Degrees that don’t deliver
CMM has long watched the US debate on the cost and benefit of higher education and the scary stories of graduates with huge debts and no jobs and wondered whether or when it would happen here. Well, it started Thursday morning when a mother told Linda Mottram on ABC radio in Sydney that her two graduate sons were unemployed. They weren’t arts graduates struggling to find meaningful work, they were chemical engineers. The days when everybody automatically assumed that a vocational degree will deliver are ending and the tough times for university recruiters are beginning.
Different diagnoses
Legend has it that when Gough Whitlam campaigned in the country his advisors counselled that if the locals had a river he should promise them a dam, if streams were light-on he should suggest a college of advanced education. It would never happen now, because the minimum acceptable offer is a medical school. The Fin reported yesterday that the Liberals are “expected to announce” funding for a new medical school at Curtin University. This may or may not provide a precedent for Andrew Vann, VC of Charles Sturt University, who is partnering with La Trobe in pushing for a new bush medical school to serve the Murray Darling basin. Energetic Andy makes a compelling case, for campuses at Bathurst, Wagga (both CSU) and Bendigo (LaTrobe) to meet specific specialist shortages and address the general deficit of country docs. The problem is that established medical schools don’t agree. The University of New South Wales wants to build on the medical education it already offers at Wagga. Nor are some students of existing medical schools all that impressed. Bendigo boy and Deakin medical student Frayne Gomez bought into the argument yesterday, suggesting there are more doctors graduating in the bush than there are hospital spots for interns. The less this fight appears a straightforward country versus city stoush the harder it will be for CSU-La Trobe to win.
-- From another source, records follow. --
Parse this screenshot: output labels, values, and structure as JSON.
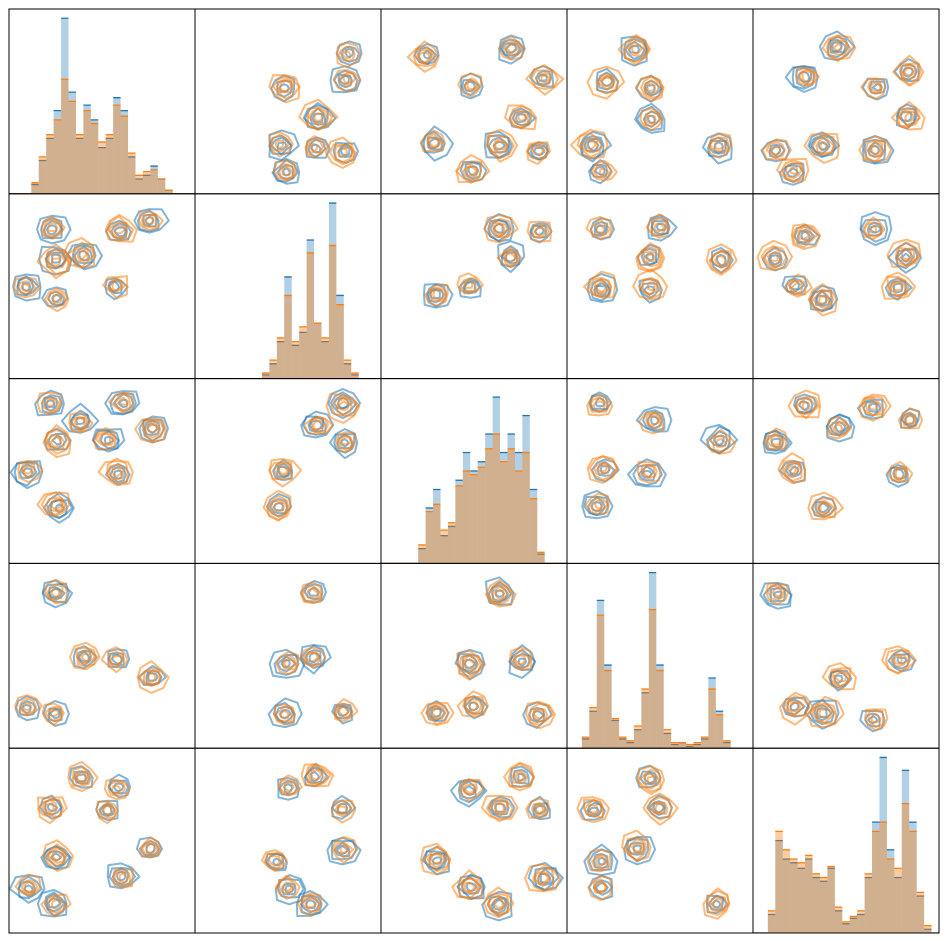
{
  "colors": [
    "#1f77b4",
    "#ff7f0e"
  ],
  "chart_data": [
    {
      "type": "histogram",
      "xlim": [
        0,
        100
      ],
      "ylim": [
        0,
        100
      ],
      "bins": [
        0,
        4,
        8,
        12,
        16,
        20,
        24,
        28,
        32,
        36,
        40,
        44,
        48,
        52,
        56,
        60,
        64,
        68,
        72,
        76,
        80,
        84,
        88,
        92,
        96,
        100
      ],
      "series": [
        {
          "color": "#1f77b4",
          "values": [
            0,
            0,
            0,
            5,
            18,
            30,
            45,
            95,
            55,
            30,
            48,
            40,
            25,
            30,
            52,
            45,
            20,
            8,
            10,
            15,
            8,
            2,
            0,
            0,
            0
          ]
        },
        {
          "color": "#ff7f0e",
          "values": [
            0,
            0,
            0,
            6,
            20,
            32,
            40,
            62,
            50,
            32,
            45,
            38,
            28,
            32,
            48,
            42,
            22,
            10,
            12,
            13,
            8,
            2,
            0,
            0,
            0
          ]
        }
      ]
    },
    {
      "type": "kde",
      "xlim": [
        0,
        100
      ],
      "ylim": [
        0,
        100
      ],
      "x": [
        49,
        81,
        66,
        46,
        64,
        80,
        49,
        82
      ],
      "y": [
        58,
        61,
        41,
        26,
        25,
        23,
        12,
        75
      ]
    },
    {
      "type": "kde",
      "xlim": [
        0,
        100
      ],
      "ylim": [
        0,
        100
      ],
      "x": [
        48,
        75,
        29,
        64,
        85,
        49,
        70,
        88,
        24
      ],
      "y": [
        59,
        41,
        27,
        26,
        23,
        12,
        79,
        62,
        74
      ]
    },
    {
      "type": "kde",
      "xlim": [
        0,
        100
      ],
      "ylim": [
        0,
        100
      ],
      "x": [
        45,
        22,
        45,
        13,
        19,
        82,
        37
      ],
      "y": [
        57,
        61,
        41,
        26,
        12,
        26,
        79
      ]
    },
    {
      "type": "kde",
      "xlim": [
        0,
        100
      ],
      "ylim": [
        0,
        100
      ],
      "x": [
        28,
        66,
        83,
        12,
        38,
        65,
        21,
        46,
        84
      ],
      "y": [
        63,
        57,
        42,
        24,
        27,
        23,
        12,
        79,
        66
      ]
    },
    {
      "type": "kde",
      "xlim": [
        0,
        100
      ],
      "ylim": [
        0,
        100
      ],
      "x": [
        23,
        59,
        25,
        40,
        10,
        26,
        57,
        76
      ],
      "y": [
        81,
        80,
        64,
        67,
        50,
        44,
        50,
        86
      ]
    },
    {
      "type": "histogram",
      "xlim": [
        0,
        100
      ],
      "ylim": [
        0,
        100
      ],
      "bins": [
        0,
        4,
        8,
        12,
        16,
        20,
        24,
        28,
        32,
        36,
        40,
        44,
        48,
        52,
        56,
        60,
        64,
        68,
        72,
        76,
        80,
        84,
        88,
        92,
        96,
        100
      ],
      "series": [
        {
          "color": "#1f77b4",
          "values": [
            0,
            0,
            0,
            0,
            0,
            0,
            0,
            0,
            0,
            2,
            8,
            20,
            55,
            18,
            25,
            75,
            30,
            20,
            95,
            45,
            8,
            2,
            0,
            0,
            0
          ]
        },
        {
          "color": "#ff7f0e",
          "values": [
            0,
            0,
            0,
            0,
            0,
            0,
            0,
            0,
            0,
            3,
            10,
            22,
            45,
            20,
            28,
            68,
            30,
            22,
            72,
            40,
            10,
            3,
            0,
            0,
            0
          ]
        }
      ]
    },
    {
      "type": "kde",
      "xlim": [
        0,
        100
      ],
      "ylim": [
        0,
        100
      ],
      "x": [
        85,
        69,
        48,
        30,
        64
      ],
      "y": [
        80,
        66,
        50,
        45,
        80
      ]
    },
    {
      "type": "kde",
      "xlim": [
        0,
        100
      ],
      "ylim": [
        0,
        100
      ],
      "x": [
        18,
        50,
        45,
        82,
        18,
        45
      ],
      "y": [
        80,
        81,
        66,
        65,
        49,
        49
      ]
    },
    {
      "type": "kde",
      "xlim": [
        0,
        100
      ],
      "ylim": [
        0,
        100
      ],
      "x": [
        28,
        65,
        83,
        12,
        23,
        38,
        78
      ],
      "y": [
        78,
        81,
        66,
        65,
        50,
        43,
        50
      ]
    },
    {
      "type": "kde",
      "xlim": [
        0,
        100
      ],
      "ylim": [
        0,
        100
      ],
      "x": [
        23,
        39,
        25,
        61,
        53,
        10,
        58,
        26,
        77
      ],
      "y": [
        86,
        77,
        66,
        87,
        66,
        50,
        49,
        31,
        72
      ]
    },
    {
      "type": "kde",
      "xlim": [
        0,
        100
      ],
      "ylim": [
        0,
        100
      ],
      "x": [
        80,
        66,
        81,
        48,
        45
      ],
      "y": [
        86,
        75,
        66,
        50,
        31
      ]
    },
    {
      "type": "histogram",
      "xlim": [
        0,
        100
      ],
      "ylim": [
        0,
        100
      ],
      "bins": [
        0,
        4,
        8,
        12,
        16,
        20,
        24,
        28,
        32,
        36,
        40,
        44,
        48,
        52,
        56,
        60,
        64,
        68,
        72,
        76,
        80,
        84,
        88,
        92,
        96,
        100
      ],
      "series": [
        {
          "color": "#1f77b4",
          "values": [
            0,
            0,
            0,
            0,
            0,
            8,
            30,
            40,
            15,
            20,
            45,
            60,
            50,
            55,
            70,
            90,
            60,
            70,
            60,
            80,
            40,
            5,
            0,
            0,
            0
          ]
        },
        {
          "color": "#ff7f0e",
          "values": [
            0,
            0,
            0,
            0,
            0,
            10,
            28,
            32,
            18,
            22,
            42,
            50,
            48,
            52,
            62,
            70,
            55,
            62,
            50,
            60,
            35,
            6,
            0,
            0,
            0
          ]
        }
      ]
    },
    {
      "type": "kde",
      "xlim": [
        0,
        100
      ],
      "ylim": [
        0,
        100
      ],
      "x": [
        18,
        47,
        82,
        20,
        43,
        17
      ],
      "y": [
        86,
        77,
        66,
        51,
        49,
        31
      ]
    },
    {
      "type": "kde",
      "xlim": [
        0,
        100
      ],
      "ylim": [
        0,
        100
      ],
      "x": [
        28,
        65,
        84,
        13,
        22,
        79,
        38,
        46
      ],
      "y": [
        86,
        85,
        77,
        66,
        51,
        49,
        31,
        73
      ]
    },
    {
      "type": "kde",
      "xlim": [
        0,
        100
      ],
      "ylim": [
        0,
        100
      ],
      "x": [
        25,
        41,
        58,
        10,
        25,
        77
      ],
      "y": [
        84,
        49,
        48,
        22,
        18,
        38
      ]
    },
    {
      "type": "kde",
      "xlim": [
        0,
        100
      ],
      "ylim": [
        0,
        100
      ],
      "x": [
        63,
        50,
        63,
        49,
        79
      ],
      "y": [
        84,
        45,
        49,
        19,
        19
      ]
    },
    {
      "type": "kde",
      "xlim": [
        0,
        100
      ],
      "ylim": [
        0,
        100
      ],
      "x": [
        64,
        48,
        75,
        30,
        49,
        85
      ],
      "y": [
        84,
        45,
        48,
        19,
        22,
        19
      ]
    },
    {
      "type": "histogram",
      "xlim": [
        0,
        100
      ],
      "ylim": [
        0,
        100
      ],
      "bins": [
        0,
        4,
        8,
        12,
        16,
        20,
        24,
        28,
        32,
        36,
        40,
        44,
        48,
        52,
        56,
        60,
        64,
        68,
        72,
        76,
        80,
        84,
        88,
        92,
        96,
        100
      ],
      "series": [
        {
          "color": "#1f77b4",
          "values": [
            0,
            0,
            5,
            20,
            80,
            45,
            15,
            5,
            3,
            10,
            30,
            95,
            45,
            8,
            2,
            3,
            1,
            2,
            5,
            38,
            20,
            3,
            0,
            0,
            0
          ]
        },
        {
          "color": "#ff7f0e",
          "values": [
            0,
            0,
            6,
            22,
            72,
            42,
            16,
            6,
            4,
            12,
            32,
            75,
            42,
            10,
            3,
            3,
            2,
            3,
            6,
            32,
            18,
            4,
            0,
            0,
            0
          ]
        }
      ]
    },
    {
      "type": "kde",
      "xlim": [
        0,
        100
      ],
      "ylim": [
        0,
        100
      ],
      "x": [
        13,
        79,
        22,
        38,
        65,
        46
      ],
      "y": [
        84,
        48,
        23,
        19,
        16,
        38
      ]
    },
    {
      "type": "kde",
      "xlim": [
        0,
        100
      ],
      "ylim": [
        0,
        100
      ],
      "x": [
        39,
        58,
        23,
        53,
        26,
        61,
        10,
        25,
        76
      ],
      "y": [
        85,
        78,
        68,
        67,
        41,
        30,
        24,
        15,
        46
      ]
    },
    {
      "type": "kde",
      "xlim": [
        0,
        100
      ],
      "ylim": [
        0,
        100
      ],
      "x": [
        65,
        50,
        80,
        43,
        50,
        63,
        80
      ],
      "y": [
        85,
        78,
        67,
        39,
        24,
        15,
        45
      ]
    },
    {
      "type": "kde",
      "xlim": [
        0,
        100
      ],
      "ylim": [
        0,
        100
      ],
      "x": [
        75,
        48,
        85,
        64,
        30,
        48,
        64,
        88
      ],
      "y": [
        85,
        78,
        67,
        67,
        39,
        24,
        15,
        30
      ]
    },
    {
      "type": "kde",
      "xlim": [
        0,
        100
      ],
      "ylim": [
        0,
        100
      ],
      "x": [
        45,
        50,
        14,
        18,
        19,
        81,
        37
      ],
      "y": [
        83,
        68,
        67,
        39,
        24,
        15,
        46
      ]
    },
    {
      "type": "histogram",
      "xlim": [
        0,
        100
      ],
      "ylim": [
        0,
        100
      ],
      "bins": [
        0,
        4,
        8,
        12,
        16,
        20,
        24,
        28,
        32,
        36,
        40,
        44,
        48,
        52,
        56,
        60,
        64,
        68,
        72,
        76,
        80,
        84,
        88,
        92,
        96,
        100
      ],
      "series": [
        {
          "color": "#1f77b4",
          "values": [
            0,
            0,
            10,
            50,
            40,
            38,
            35,
            40,
            30,
            28,
            35,
            12,
            5,
            8,
            10,
            30,
            60,
            95,
            45,
            30,
            88,
            60,
            20,
            2,
            0
          ]
        },
        {
          "color": "#ff7f0e",
          "values": [
            0,
            0,
            12,
            55,
            45,
            40,
            38,
            42,
            32,
            30,
            36,
            14,
            6,
            9,
            12,
            32,
            55,
            60,
            40,
            35,
            70,
            55,
            22,
            4,
            0
          ]
        }
      ]
    }
  ]
}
Incomprehensible infrastructure
There was exultation across the Illawarra yesterday when the NSW state government shortlisted iAccelerate at the University of Wollongong as a priority infrastructure project. And what, CMM hears you ask (oh go on, humour me) does this organisation get up to? Well, it is “a key component” of the university’s “goal to develop an innovation ecosystem … delivered through synergistic programs designed to accelerate innovation development.” No, CMM has no idea what it means either. Why universities produce such guff when they have real research achievements to explain confounds CMM. Like the news that UoW researchers, cooperating with St Vincent’s in Melbourne have grown cartilage from stem cells on a scaffold created by a three-D printer. The university researchers say they expect creating defined tissue shapes on the scaffold will take a month. I wonder if a three-D printer can grow an innovation ecosystem, synergistically?